After my diagnosis, many things fell into place for me. And yes, then came the time of processing it all. The regret and the grief about my earlier years, things that could have been different. Things I could explain now and it “if only I had known”. But the most important thing for me was a simple fact; I’m not crazy!
This may sound strange to someone who has not experienced this; but it was a moment of relief for me. What I think and feel is not strange or weird or crazy; it can be there! It may seem strange to people, but now I know why. I can explain to people that I have Asperger’s syndrome, that may make me think in a strange way. Or that it is partly because of that that I can adopt a somewhat rigid attitude in my beliefs. Now that I know what I have, I can understand the world better. Or actually, now I know that my view of the world is not crazy! Only different than for most people.

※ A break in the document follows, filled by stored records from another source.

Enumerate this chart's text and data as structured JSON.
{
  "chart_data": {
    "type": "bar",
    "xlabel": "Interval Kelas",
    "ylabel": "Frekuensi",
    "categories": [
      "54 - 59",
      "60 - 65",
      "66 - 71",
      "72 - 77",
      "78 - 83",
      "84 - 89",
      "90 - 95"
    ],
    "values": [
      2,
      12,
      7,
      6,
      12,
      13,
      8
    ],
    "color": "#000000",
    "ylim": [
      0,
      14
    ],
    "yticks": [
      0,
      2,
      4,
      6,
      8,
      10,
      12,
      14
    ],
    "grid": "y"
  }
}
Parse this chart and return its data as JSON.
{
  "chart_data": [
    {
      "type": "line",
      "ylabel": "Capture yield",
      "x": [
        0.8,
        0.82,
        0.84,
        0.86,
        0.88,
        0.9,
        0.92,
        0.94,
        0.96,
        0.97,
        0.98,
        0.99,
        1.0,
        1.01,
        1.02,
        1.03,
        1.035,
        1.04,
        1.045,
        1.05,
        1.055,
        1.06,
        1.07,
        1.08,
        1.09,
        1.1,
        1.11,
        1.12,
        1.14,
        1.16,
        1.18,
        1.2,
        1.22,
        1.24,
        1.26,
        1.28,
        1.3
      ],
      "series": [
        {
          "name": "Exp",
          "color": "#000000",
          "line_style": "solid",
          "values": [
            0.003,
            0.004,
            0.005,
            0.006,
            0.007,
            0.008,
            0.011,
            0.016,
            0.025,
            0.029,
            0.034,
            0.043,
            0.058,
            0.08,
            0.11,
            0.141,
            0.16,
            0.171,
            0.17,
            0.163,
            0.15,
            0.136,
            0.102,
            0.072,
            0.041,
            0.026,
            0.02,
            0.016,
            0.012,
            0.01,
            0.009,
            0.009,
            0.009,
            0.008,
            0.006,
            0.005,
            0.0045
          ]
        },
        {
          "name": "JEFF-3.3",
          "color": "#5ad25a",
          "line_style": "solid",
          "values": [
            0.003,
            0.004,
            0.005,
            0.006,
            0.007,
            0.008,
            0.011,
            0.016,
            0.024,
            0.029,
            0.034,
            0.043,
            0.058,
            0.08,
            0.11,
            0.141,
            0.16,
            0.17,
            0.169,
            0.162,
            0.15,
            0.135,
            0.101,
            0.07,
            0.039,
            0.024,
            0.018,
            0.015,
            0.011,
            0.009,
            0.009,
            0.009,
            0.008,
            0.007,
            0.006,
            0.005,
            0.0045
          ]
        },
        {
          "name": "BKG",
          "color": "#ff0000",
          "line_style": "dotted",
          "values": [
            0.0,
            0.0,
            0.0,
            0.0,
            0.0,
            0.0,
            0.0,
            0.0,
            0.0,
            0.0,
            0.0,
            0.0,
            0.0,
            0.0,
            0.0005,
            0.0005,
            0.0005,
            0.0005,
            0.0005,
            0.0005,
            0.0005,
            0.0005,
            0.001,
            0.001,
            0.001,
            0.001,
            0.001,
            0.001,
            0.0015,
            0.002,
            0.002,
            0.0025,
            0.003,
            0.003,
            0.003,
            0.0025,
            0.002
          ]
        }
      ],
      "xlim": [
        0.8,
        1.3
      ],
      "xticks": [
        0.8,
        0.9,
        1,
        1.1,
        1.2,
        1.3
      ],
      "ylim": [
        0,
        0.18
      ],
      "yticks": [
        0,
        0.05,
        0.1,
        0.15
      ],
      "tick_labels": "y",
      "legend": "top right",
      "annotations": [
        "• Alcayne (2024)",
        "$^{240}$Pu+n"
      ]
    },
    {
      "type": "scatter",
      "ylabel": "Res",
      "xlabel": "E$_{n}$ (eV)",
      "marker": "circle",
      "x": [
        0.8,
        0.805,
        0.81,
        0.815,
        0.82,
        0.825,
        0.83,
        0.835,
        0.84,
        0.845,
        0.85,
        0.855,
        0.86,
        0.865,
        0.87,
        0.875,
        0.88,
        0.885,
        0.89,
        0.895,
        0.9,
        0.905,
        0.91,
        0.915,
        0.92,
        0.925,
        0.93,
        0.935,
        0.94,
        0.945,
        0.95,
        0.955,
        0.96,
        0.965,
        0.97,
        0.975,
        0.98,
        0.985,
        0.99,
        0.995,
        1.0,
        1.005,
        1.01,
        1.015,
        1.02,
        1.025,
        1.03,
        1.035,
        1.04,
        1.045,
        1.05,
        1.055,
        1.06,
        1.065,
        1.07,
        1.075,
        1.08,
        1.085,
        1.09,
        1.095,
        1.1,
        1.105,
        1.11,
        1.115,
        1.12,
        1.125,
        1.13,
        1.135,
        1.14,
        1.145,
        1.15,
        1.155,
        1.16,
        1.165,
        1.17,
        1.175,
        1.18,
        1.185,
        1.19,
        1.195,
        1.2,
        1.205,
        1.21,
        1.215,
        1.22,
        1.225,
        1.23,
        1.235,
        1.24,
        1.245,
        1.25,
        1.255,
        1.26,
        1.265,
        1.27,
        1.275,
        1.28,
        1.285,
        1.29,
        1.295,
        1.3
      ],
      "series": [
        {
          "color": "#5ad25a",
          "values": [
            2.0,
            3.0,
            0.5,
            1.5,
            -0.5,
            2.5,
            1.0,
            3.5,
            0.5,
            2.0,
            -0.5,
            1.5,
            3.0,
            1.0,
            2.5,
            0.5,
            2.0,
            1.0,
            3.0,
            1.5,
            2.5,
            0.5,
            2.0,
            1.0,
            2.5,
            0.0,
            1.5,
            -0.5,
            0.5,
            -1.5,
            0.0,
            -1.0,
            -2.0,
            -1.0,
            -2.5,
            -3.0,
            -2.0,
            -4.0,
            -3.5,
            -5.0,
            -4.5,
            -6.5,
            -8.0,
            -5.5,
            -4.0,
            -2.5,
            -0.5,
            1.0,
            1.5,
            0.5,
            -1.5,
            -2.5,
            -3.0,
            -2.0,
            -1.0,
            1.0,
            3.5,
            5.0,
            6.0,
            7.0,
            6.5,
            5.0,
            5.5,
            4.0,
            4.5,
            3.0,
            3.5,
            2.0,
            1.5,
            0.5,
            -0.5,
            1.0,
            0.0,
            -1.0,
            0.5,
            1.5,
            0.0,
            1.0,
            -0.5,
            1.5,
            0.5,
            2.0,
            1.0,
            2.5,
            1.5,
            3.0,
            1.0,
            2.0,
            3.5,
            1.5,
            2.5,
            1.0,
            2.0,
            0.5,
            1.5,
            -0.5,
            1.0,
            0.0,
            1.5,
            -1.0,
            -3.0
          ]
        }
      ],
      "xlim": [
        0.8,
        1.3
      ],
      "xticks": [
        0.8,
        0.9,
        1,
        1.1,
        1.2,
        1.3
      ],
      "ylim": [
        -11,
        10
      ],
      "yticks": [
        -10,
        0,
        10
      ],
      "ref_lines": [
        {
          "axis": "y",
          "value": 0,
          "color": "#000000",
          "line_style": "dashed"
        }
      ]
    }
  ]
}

Acceptance as a first step to growth
For years I had embraced that I was crazy. But now I know I’m not crazy, just different. Other than people around me, and that’s fine. By accepting myself as I am, I make steps to get to know myself better and I can explain myself better to people around me. I actually achieve two goals at the same time; I gain understanding for myself as an autist and I often receive feedback from “normal” people. Through that feedback I learn more about the world around me.
I am convinced that this is the first step for every person to grow; acceptance of yourself. Unfortunately I only got to know myself late in life, but that doesn’t mean I can’t grow! It is the first step to growth, not the last. Autism is part of me and will never change or leave. And that’s okay. That is part of me and I will have to live with it.
The trick is to not only look at what your difficulties are because of your autism, but also at what it brings you. Where I thought before that I didn’t have to express my solutions (everyone has thought of that for a long time already, right?), I now express them. It often turns out that “outside the box” thinking is appreciated (although for me it is often just a logical solution). And so there are more strengths that are partly due to my Asperger.
But it all starts with that first step; acceptance of who and what you are.